The reader who is familiar with “The Legends of Florence” will remember that, in the second series of that work, [49] there are several tales referring to the Red Pillars of the Baptistery, of which, as Murray’s “Guide Book” states, “at each side of the eastern entrance of the Battisterio di San Giovanni there is a shaft of red porphyry, presented by the Pisans in 1117.” To which I added:

“Other accounts state that the Florentines attached immense value to these columns, and that once when there was to be a grand division of plunder between Florence and Pisa, the people of the former city preferred to take them, instead of a large sum of money, or something which was apparently far more valuable. And the Pisans parted from them most unwillingly, and to deprive them of value passed them through a fire. Which is all unintelligible nonsense, but which becomes clear when we read further.

“I had spoken of this to Mr. W. de Morgan, the distinguished scholar, artist, and discoverer in ceramics, when he informed me that he had found, in the ‘Cronaca Pisana’ of Gardo, a passage which clearly explains the whole. It is as follows:

“In the year 1016, the Pisans brought the gates of wood which are in the Duomo, and a small column, which is in the façade, or above the gate of the Duomo. There are also at the chief entrance two columns, about two fathoms each in length, of a reddish colour, and it is said that whoever sees them is sure in that day not to be betrayed. And these two columns which were so beautiful had been so enchanted by the Saracens, [50a] that when a theft had been committed the face of the thief could be seen reflected in them. And when they had scorched them they sent them to Florence, after which time the pillars lost their power; whence came the saying, Fiorentini ciechi, or ‘blind Florentines.’ [50b]

“Unto which was added, Pisani traditori, or ‘treacherous Pisans.’ Those pillars were, in fact, magic mirrors which had acquired their power by certain ceremonies performed when they were first polished, and which were lost.”

A German writer on witchcraft, Peter Goldschmidt, states that there was once in olden time in Constantinople a certain Peter Corsa, who, by looking in two polished stones or magic mirrors, beheld in them proof that his wife, then far away, was unfaithful to him. It is possible, or probable, that this refers to the same pillars, before they had been brought to Pisa, even as the column of the Medicis in the Piazza Annunciata was sent from the East to Florence.

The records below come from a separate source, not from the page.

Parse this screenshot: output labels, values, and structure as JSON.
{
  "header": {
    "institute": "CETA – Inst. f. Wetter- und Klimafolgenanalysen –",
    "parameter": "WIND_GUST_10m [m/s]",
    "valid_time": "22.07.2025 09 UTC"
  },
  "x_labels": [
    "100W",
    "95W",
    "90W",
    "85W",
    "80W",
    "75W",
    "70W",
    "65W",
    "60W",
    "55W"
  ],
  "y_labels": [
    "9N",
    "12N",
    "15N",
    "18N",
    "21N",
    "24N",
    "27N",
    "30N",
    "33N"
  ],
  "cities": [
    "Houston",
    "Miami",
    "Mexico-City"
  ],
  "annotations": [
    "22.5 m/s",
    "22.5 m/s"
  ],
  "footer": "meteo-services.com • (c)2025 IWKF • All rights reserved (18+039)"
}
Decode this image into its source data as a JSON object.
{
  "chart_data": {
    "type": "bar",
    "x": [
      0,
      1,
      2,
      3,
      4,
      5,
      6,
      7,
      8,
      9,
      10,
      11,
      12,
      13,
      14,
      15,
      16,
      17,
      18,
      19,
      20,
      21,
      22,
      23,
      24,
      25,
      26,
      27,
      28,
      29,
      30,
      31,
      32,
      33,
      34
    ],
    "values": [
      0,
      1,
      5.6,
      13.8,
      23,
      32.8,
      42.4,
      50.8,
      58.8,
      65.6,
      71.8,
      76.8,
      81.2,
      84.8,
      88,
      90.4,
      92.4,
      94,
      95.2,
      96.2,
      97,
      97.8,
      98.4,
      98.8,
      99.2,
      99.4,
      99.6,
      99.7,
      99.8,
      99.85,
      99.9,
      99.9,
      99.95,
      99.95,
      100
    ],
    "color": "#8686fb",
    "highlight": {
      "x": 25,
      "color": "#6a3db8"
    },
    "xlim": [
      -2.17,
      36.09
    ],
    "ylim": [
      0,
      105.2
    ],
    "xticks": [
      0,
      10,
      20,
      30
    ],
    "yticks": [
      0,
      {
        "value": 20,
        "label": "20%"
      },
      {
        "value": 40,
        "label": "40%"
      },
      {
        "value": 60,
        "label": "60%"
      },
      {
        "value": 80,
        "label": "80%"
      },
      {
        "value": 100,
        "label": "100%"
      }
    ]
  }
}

What renders this the more probable is the following passage by Comparetti, given in his “Virgilio nel Medio Evo”:

“In a History of the Pisans, written in French in the fifteenth century and existing in manuscript in Berne, there is mention of two columns made by Virgil, and which were then in the cathedral of Pisa, on the tops of which one could see the likeness of anyone who had stolen or fornicated.” See De Sinner, “Catal. Codicum MSS. Bibl. Bernensis,” II., p. 129; Du Meril, “Mélanges,” p. 472.